Entre grades e silêncios, o retrato humano de uma profissão invisível.
Existe uma escolha muito clara, e muito consciente, em Carcereiras: olhar para onde quase ninguém olha. Ao invés de voltar sua câmera para as detentas ou para os conflitos mais explícitos do sistema prisional, o documentário dirigido por Julia Hannud decide focar em quem sustenta, diariamente, a engrenagem desse ambiente: as agentes penitenciárias.
O resultado é um filme que se constrói na observação. Sem narração expositiva, sem condução didática e, principalmente, sem a necessidade de transformar sua narrativa em denúncia direta, Carcereiras aposta em um registro íntimo e paciente.
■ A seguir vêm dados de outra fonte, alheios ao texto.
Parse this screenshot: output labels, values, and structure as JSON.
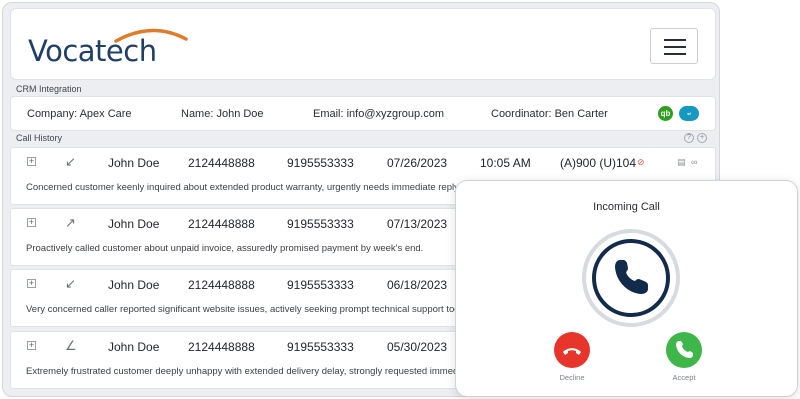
{
  "brand": {
    "name": "Vocatech",
    "swoosh_color": "#e07b2a",
    "text_color": "#1f3f66"
  },
  "header": {
    "menu_icon": "hamburger-menu-icon"
  },
  "crm": {
    "section_label": "CRM Integration",
    "company": "Company: Apex Care",
    "name": "Name: John Doe",
    "email": "Email: info@xyzgroup.com",
    "coordinator": "Coordinator: Ben Carter",
    "integrations": [
      {
        "icon": "quickbooks-icon",
        "label": "qb",
        "color": "#2ca01c"
      },
      {
        "icon": "salesforce-icon",
        "label": "salesforce",
        "color": "#1798c1"
      }
    ]
  },
  "history": {
    "section_label": "Call History",
    "header_icons": [
      "help-icon",
      "add-icon"
    ],
    "calls": [
      {
        "direction_icon": "incoming-call-arrow-icon",
        "arrow": "↙",
        "name": "John Doe",
        "from": "2124448888",
        "to": "9195553333",
        "date": "07/26/2023",
        "time": "10:05 AM",
        "ext": "(A)900 (U)104",
        "note": "Concerned customer keenly inquired about extended product warranty, urgently needs immediate reply."
      },
      {
        "direction_icon": "outgoing-call-arrow-icon",
        "arrow": "↗",
        "name": "John Doe",
        "from": "2124448888",
        "to": "9195553333",
        "date": "07/13/2023",
        "time": "",
        "ext": "",
        "note": "Proactively called customer about unpaid invoice, assuredly promised payment by week's end."
      },
      {
        "direction_icon": "incoming-call-arrow-icon",
        "arrow": "↙",
        "name": "John Doe",
        "from": "2124448888",
        "to": "9195553333",
        "date": "06/18/2023",
        "time": "",
        "ext": "",
        "note": "Very concerned caller reported significant website issues, actively seeking prompt technical support today."
      },
      {
        "direction_icon": "missed-call-arrow-icon",
        "arrow": "∠",
        "name": "John Doe",
        "from": "2124448888",
        "to": "9195553333",
        "date": "05/30/2023",
        "time": "",
        "ext": "",
        "note": "Extremely frustrated customer deeply unhappy with extended delivery delay, strongly requested immediate refund."
      }
    ]
  },
  "incoming": {
    "title": "Incoming Call",
    "decline_label": "Decline",
    "accept_label": "Accept",
    "decline_color": "#e8352b",
    "accept_color": "#3fb64a"
  }
}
A câmera acompanha de perto, quase como um olhar sobre o ombro, duas personagens centrais: Ana Paula, de 42 anos, e Mariana, de 25, mulheres em momentos muito diferentes da vida, mas atravessadas pela mesma profissão.
Há uma recusa interessante em explorar o espaço prisional de forma mais explícita. O filme evita mostrar detentas, não destaca unidades específicas e também se afasta de momentos mais delicados ou potencialmente sensacionalistas. Essa escolha não é uma limitação, mas uma proposta: o foco está nelas, não no sistema em si
Visualmente, o documentário trabalha com planos centrados e discretos, quase sempre mantendo uma distância respeitosa. Não há invasão, não há espetacularização. A tensão surge de forma orgânica, principalmente nas pequenas ações do cotidiano, onde decisões precisam ser rápidas, diretas e, muitas vezes, solitárias. E talvez seja justamente a solidão o sentimento mais forte que atravessa o filme.

Fora do ambiente de trabalho, Carcereiras ganha uma nova textura. É nesses momentos que o documentário se permite respirar, e revelar. Ao acompanhar a rotina pessoal de Ana Paula e Mariana, o longa constrói um contraste delicado entre o peso do trabalho e a leveza possível da vida fora dele. Sonhos, relações familiares, desejos e frustrações aparecem de forma sutil, quase como fragmentos de humanidade que resistem ao ambiente rígido das prisões.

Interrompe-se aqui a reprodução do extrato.